Access to Scientific Data: The Social and Technical Challenges and Strategies
Session 1 speakers: Yale M. Braunstein, University of California Berkeley Caroline Whitbeck, Case Western Reserve University Mark Parsons, University of Colorado Session 2 speakers: Timothy E. Eastman, NASA Goddard Space Flight Center Sherry Xie, University of British Columbia John D’Ignazio, Syracuse University
ASIS&T Annual Meeting - 2006 (ASIS&T 2006)
Austin, Texas, November 3-9, 2006
The practice of science has changed in the last three decades due to the rapid development of information and communication technologies and massive increases in computing capacity, made manifest by the Internet. As the International Council for Science (ICSU) describes in its recently released five-year strategic plan, there is more scientific data and information openly available than ever before. This environment enables scientists around the world access to the most up-to-date data and information from his or her desktop. “Secondary analyses of data, and the combining of data from multiple sources, are opening up exciting new scientific horizons. Scientific publication practices are changing rapidly.” (ICSU, 2005, 16-17) These revolutionary changes in the creation, management, and use of scientific data and information have significant economic and social implications, including open sharing versus intellectual property protection. In addition to the related economic and legal aspects of these issues, there are technical challenges in managing the lifecycle of scientific data. Long-term preservation strategies are evolving to ensure that the authenticity of scientific data can be verified, and to enable knowledge discovery and interoperability via metadata representations of the data collections.

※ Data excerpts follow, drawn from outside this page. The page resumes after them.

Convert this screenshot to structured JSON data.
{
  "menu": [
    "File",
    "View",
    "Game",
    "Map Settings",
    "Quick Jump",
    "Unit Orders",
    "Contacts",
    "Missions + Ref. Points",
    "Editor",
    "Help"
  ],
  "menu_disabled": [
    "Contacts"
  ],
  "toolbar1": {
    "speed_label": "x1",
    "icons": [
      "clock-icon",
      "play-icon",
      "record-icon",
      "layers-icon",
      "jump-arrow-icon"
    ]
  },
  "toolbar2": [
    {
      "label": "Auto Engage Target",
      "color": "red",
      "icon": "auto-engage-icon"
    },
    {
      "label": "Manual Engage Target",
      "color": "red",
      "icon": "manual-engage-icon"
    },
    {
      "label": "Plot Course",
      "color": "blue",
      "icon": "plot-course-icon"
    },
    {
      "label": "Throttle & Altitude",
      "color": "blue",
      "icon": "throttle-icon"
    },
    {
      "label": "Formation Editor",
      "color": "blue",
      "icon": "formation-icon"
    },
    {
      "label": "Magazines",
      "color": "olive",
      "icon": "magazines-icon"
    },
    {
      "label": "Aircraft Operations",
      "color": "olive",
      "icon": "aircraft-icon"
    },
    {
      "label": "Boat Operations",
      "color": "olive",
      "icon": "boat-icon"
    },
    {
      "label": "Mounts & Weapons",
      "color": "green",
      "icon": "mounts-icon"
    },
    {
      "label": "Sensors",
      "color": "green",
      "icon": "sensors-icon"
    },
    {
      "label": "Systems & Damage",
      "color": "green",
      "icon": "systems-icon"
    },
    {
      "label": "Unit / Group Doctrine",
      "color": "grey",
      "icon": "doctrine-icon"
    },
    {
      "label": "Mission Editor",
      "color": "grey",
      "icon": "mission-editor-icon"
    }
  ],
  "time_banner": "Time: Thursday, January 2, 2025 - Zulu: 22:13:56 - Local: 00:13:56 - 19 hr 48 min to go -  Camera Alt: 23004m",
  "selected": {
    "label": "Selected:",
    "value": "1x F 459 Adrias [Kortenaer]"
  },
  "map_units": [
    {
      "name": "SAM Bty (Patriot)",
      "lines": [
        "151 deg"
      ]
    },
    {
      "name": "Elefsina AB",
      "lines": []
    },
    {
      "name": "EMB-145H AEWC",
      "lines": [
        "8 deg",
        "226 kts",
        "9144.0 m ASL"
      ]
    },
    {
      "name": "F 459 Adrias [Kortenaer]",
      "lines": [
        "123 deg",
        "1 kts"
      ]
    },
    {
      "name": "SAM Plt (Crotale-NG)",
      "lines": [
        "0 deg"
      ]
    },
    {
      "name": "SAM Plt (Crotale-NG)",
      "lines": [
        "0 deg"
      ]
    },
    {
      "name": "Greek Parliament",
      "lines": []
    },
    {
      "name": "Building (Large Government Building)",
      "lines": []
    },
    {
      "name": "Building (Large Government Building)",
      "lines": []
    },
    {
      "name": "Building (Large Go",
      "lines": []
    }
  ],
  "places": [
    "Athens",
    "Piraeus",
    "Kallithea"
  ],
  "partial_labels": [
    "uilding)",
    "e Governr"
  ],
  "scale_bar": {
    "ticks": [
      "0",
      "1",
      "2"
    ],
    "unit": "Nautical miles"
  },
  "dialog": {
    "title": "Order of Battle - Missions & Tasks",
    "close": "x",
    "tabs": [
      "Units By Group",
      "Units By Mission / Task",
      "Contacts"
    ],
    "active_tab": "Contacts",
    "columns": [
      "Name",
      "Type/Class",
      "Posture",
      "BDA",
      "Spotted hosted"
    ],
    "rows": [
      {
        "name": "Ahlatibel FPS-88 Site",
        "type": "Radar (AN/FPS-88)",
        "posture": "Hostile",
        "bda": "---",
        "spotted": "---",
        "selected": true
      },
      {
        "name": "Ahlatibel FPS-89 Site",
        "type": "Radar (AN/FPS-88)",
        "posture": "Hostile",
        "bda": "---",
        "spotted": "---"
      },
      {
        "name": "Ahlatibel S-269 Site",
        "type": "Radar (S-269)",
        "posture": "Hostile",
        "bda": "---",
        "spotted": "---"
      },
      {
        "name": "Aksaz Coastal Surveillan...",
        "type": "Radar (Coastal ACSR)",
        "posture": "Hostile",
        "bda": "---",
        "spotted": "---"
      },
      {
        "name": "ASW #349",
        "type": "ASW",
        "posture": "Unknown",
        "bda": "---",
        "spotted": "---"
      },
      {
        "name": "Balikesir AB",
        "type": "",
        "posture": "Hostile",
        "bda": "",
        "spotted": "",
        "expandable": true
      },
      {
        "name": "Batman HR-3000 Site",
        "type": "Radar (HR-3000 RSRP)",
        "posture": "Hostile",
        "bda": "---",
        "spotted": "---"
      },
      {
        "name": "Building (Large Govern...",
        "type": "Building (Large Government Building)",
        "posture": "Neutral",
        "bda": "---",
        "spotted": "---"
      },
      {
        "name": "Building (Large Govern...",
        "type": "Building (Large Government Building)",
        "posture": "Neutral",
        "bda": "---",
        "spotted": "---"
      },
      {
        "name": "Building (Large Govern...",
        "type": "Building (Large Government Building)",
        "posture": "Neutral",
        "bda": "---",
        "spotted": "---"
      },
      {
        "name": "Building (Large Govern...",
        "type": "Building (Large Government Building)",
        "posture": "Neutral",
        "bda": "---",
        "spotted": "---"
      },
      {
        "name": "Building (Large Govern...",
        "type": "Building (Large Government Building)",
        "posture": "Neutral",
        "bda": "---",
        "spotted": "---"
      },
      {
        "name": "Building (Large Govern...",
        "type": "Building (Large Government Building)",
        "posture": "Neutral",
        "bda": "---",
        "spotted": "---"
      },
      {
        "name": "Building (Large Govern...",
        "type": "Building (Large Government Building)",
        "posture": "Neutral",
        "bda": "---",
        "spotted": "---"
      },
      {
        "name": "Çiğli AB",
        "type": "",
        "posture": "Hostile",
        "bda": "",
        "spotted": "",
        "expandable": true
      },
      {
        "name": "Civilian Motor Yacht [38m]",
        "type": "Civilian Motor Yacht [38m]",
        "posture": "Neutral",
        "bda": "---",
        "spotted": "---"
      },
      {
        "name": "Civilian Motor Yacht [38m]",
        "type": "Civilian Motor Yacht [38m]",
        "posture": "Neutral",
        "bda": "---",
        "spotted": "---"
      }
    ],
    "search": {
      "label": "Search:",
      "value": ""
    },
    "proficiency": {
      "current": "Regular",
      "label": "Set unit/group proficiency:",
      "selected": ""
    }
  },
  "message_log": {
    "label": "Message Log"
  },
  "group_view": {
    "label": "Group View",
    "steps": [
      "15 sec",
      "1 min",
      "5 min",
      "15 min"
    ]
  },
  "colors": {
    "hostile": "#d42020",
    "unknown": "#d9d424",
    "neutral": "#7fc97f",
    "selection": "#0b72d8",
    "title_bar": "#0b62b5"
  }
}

To maximize the impact of scientific data, the information community needs to promote new thinking and structures in society to properly collect, preserve and distribute this resource. In response to the issues and challenges in access to scientific data and information, work needs to be done on multiple levels in the social conduct of research to enhance access to scientific data.
Panel One will discuss the emerging intellectual property structures that apply to scientific data; as with scientific publishing of manuscripts, battle lines are forming over the need to protect an organization’s investment in creating data versus the benefits of open sharing and communication.
Panel Two will focus on the micro-level: emerging structures at the discipline or personal level to facilitate archival and promote use of data sets and collaboration among scientists.
The two panels of experts conduct social, economic, and technical research of scientific data and information and will be prepared to discuss differing notions of the requirements and possible effects of change on both the macro- and micro-level.